Paleoceanographic Changes in the Lagonegro Basin (Southern Italy) during the Late Triassic Linked to Oceanic Rifting in the Western Tethyan Region

Abstract:

The Lagonegro Basin was part of the southwestern branch of the western Tethys, an actively spreading young ocean during the Late Triassic (Ciarapica and Passeri, 2002, 2005). The sedimentary environment was a deepening-upward basin, bordered to the north by the Apenninic and Apulian carbonate platforms. Paleoseismic activity is evidenced by frequent debris flows on the basin margins (Passeri et al., 2005). The Lagonegro succession is characterized by Permian to Miocene formations deposited in shallow to deep basinal environments. The Upper Triassic is comprised of deep-marine sediments belonging to the Calcari con Selce (“Cherty Limestone”) Formation of late Ladinian to late Norian-early Rhaetian age and the Scisti Silicei (“Siliceous Shale”) Formation of late Norian-early Rhaetian to Late Jurassic age. The “Transitional Interval” between these two formations is gradational over a 20- to 40-m interval (Miconnet, 1983).

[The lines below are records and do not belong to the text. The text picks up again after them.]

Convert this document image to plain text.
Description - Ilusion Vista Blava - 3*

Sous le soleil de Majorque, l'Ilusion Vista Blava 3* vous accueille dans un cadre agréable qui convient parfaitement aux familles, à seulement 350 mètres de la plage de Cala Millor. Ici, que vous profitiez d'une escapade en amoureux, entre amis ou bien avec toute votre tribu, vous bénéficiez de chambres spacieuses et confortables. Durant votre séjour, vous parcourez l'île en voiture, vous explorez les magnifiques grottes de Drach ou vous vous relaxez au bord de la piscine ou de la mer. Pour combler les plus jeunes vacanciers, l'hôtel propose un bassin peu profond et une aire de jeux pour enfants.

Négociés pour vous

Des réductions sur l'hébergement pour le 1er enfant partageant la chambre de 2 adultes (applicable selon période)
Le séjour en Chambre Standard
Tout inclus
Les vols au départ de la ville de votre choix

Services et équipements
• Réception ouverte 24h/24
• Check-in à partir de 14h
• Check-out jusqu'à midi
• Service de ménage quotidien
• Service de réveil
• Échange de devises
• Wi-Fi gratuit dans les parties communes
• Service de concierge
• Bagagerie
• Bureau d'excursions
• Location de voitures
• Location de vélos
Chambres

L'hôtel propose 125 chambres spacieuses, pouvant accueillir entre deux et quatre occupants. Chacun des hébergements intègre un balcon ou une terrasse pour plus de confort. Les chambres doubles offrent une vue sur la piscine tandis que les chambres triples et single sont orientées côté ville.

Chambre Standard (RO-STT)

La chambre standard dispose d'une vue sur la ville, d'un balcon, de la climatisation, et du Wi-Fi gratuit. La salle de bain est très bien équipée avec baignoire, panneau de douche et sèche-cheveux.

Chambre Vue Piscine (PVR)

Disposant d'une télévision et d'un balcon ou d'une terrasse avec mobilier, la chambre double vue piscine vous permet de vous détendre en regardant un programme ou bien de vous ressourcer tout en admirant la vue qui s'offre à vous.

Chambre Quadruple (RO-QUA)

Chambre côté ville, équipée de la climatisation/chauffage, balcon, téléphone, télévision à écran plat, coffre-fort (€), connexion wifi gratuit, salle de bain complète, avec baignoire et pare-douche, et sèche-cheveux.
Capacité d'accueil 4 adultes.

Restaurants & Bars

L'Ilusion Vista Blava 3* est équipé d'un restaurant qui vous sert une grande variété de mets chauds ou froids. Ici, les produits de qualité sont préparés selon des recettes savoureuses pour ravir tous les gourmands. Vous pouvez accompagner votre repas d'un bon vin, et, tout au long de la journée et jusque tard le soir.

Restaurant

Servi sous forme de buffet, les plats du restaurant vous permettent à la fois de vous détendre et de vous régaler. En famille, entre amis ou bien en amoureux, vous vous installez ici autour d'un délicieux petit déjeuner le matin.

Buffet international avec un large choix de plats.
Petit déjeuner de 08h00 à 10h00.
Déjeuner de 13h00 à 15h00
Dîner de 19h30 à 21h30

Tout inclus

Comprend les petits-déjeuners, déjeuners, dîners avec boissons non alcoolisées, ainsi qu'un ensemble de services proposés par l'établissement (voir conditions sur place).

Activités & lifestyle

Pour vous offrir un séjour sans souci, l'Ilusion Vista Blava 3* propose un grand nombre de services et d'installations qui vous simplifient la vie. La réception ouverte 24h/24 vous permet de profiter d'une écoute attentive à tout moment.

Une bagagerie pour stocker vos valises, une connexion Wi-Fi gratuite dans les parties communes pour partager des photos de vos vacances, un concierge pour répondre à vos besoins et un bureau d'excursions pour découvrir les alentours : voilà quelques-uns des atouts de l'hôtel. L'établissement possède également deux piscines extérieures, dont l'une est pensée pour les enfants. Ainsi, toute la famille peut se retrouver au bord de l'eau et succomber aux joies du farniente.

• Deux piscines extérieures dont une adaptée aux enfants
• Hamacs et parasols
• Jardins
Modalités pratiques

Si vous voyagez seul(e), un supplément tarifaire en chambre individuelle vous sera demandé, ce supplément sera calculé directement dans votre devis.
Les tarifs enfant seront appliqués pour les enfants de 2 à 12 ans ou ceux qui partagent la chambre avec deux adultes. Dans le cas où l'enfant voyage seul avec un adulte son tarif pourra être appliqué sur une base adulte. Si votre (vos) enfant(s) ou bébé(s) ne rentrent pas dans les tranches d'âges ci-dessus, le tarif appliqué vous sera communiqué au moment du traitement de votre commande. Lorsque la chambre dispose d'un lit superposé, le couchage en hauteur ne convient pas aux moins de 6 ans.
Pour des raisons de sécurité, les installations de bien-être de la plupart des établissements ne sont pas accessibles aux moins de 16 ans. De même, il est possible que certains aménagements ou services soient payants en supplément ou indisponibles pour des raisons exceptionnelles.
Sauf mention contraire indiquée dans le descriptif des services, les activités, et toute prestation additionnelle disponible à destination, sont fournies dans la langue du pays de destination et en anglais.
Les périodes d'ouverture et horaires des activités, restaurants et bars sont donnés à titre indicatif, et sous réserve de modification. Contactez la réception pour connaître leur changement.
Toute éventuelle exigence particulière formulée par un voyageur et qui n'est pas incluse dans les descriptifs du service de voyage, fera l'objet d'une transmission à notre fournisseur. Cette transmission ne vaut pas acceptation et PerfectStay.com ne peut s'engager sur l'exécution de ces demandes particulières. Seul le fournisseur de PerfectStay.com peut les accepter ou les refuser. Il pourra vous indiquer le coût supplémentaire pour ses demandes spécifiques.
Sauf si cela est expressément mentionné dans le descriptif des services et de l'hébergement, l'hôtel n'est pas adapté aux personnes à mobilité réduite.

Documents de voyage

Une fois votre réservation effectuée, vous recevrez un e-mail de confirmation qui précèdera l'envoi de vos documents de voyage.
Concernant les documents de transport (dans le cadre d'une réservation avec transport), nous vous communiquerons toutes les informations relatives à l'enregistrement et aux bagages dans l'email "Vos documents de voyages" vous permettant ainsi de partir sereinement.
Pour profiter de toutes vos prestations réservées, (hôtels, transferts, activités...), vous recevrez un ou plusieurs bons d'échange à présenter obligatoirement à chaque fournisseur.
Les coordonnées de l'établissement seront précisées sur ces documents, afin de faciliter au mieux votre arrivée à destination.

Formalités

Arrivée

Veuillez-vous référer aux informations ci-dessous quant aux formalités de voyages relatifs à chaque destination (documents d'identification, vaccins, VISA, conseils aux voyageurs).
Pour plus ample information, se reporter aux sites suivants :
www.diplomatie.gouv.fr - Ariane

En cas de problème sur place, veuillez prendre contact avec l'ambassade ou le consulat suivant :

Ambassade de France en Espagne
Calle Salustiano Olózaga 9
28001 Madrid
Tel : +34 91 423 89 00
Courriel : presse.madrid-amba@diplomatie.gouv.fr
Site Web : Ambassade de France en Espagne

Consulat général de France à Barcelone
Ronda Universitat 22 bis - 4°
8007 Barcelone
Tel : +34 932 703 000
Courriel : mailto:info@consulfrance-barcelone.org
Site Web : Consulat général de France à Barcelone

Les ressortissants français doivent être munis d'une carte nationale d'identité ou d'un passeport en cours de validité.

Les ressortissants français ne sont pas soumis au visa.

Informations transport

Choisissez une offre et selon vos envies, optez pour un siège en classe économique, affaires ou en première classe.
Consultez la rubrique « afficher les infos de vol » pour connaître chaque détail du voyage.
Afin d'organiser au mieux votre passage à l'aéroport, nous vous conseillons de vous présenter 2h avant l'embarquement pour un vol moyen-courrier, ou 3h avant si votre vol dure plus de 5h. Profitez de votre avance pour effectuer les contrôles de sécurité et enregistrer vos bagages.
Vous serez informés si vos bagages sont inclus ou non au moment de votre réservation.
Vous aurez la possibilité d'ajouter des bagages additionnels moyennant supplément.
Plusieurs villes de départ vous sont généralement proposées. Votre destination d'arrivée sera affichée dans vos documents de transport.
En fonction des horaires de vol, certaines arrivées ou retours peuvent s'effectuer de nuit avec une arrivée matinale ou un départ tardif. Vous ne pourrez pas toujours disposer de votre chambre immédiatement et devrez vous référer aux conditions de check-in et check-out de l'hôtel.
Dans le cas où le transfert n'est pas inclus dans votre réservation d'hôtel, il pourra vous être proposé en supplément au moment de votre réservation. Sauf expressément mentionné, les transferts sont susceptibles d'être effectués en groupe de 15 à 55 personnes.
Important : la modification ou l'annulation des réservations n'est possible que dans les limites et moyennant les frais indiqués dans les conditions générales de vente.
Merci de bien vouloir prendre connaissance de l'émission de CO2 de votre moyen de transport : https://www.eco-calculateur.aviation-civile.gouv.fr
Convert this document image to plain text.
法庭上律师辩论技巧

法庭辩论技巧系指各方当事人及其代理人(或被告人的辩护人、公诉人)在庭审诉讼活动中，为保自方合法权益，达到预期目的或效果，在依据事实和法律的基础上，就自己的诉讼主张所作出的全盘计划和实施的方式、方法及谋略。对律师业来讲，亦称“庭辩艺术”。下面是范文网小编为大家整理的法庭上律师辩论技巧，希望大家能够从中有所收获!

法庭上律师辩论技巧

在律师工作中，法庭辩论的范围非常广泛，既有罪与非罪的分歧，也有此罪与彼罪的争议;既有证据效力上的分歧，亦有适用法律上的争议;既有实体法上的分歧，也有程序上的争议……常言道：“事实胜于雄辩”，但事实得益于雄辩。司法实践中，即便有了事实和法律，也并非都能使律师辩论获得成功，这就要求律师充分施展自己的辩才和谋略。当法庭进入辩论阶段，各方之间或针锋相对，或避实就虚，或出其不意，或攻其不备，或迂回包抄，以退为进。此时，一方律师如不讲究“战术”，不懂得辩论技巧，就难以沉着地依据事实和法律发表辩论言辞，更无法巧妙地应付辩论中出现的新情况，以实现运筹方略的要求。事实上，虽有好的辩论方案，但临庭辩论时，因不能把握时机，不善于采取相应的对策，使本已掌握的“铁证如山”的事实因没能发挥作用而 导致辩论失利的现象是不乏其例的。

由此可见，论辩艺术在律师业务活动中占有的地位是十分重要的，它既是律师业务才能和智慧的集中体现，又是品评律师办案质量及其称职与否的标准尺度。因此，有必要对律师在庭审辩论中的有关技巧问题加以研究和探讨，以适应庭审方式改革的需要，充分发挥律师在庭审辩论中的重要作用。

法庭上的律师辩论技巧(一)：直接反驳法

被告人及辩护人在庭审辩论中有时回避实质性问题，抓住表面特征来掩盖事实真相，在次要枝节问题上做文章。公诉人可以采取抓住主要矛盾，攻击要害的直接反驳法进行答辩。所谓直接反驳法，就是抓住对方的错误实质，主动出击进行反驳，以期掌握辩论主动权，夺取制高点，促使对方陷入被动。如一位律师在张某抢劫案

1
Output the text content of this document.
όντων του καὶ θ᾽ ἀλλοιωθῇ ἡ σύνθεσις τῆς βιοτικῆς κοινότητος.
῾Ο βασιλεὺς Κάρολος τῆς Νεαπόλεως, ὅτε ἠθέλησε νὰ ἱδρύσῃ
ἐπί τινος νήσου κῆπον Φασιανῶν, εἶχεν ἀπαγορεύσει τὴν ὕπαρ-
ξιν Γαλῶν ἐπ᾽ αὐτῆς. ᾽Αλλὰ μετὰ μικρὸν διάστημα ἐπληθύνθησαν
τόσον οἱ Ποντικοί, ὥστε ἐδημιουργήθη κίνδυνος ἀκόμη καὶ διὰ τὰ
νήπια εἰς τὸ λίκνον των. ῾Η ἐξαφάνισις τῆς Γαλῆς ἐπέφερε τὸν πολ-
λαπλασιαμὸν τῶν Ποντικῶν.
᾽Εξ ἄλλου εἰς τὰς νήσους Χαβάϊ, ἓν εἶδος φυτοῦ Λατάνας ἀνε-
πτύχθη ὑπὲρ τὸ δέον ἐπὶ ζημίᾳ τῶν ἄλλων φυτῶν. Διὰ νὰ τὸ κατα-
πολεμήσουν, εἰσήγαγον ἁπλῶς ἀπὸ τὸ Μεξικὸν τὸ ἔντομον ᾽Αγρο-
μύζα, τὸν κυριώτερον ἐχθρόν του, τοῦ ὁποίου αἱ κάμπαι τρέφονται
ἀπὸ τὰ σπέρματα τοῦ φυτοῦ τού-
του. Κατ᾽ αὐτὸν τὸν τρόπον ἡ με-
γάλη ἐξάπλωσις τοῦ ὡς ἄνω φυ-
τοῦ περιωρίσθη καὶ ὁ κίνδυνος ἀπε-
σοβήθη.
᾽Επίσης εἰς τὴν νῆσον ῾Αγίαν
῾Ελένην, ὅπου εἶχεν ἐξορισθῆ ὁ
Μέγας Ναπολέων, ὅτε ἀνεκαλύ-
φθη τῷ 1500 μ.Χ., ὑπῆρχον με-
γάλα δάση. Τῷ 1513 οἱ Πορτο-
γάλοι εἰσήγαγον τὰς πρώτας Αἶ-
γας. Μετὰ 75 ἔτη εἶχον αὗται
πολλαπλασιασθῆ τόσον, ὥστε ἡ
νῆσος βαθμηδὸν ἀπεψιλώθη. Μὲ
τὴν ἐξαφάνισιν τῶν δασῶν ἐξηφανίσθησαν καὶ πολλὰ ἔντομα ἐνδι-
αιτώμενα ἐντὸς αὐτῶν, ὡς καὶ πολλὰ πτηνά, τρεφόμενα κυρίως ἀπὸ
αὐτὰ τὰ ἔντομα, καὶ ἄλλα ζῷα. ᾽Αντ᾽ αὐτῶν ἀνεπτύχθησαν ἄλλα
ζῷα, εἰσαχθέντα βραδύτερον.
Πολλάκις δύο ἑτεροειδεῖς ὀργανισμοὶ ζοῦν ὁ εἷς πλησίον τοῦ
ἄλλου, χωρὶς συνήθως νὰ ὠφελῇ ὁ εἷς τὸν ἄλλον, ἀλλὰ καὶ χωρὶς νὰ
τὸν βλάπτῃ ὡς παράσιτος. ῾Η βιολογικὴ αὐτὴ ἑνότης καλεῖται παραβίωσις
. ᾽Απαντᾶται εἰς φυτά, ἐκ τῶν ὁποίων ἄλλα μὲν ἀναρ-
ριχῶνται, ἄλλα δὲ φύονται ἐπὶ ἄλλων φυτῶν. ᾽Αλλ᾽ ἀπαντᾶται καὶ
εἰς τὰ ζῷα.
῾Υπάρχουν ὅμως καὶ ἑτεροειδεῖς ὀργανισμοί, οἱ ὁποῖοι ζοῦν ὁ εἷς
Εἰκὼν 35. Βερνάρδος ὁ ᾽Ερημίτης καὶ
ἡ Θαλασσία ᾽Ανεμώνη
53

The Transitional Interval was investigated in three sections (Pignola-Abriola, Monte Volturino, and Madonna del Sirino) in the Southern Apennines (southern Italy), representing a proximal-to-distal transect across the Lagonegro Basin. The transition from mainly calcareous to mainly siliceous sedimentation may have been influenced by rapid, post-rift subsidence of the Lagonegro Basin. It also coincided with a shift to warmer or more humid conditions around the Norian/Rhaetian boundary, as reflected in a pronounced increase in the chemical index of alteration (CIA), a weathering proxy (Young and Nesbitt, 1998). Redox proxies indicate mainly oxic conditions in the deep basin, although organic-rich shale beds are present at multiple levels in the otherwise organic-poor succession. The abruptness of the transitions between organic-poor and –rich sediment layers suggests major changes in paleoceanographic conditions, possibly related to switches from lagoonal circulation (linked to a net negative water balance) to estuarine circulation (linked to a net positive water balance). We infer that the Transitional Interval was related primarily to climate-driven hydrographic changes within the Lagonegro Basin.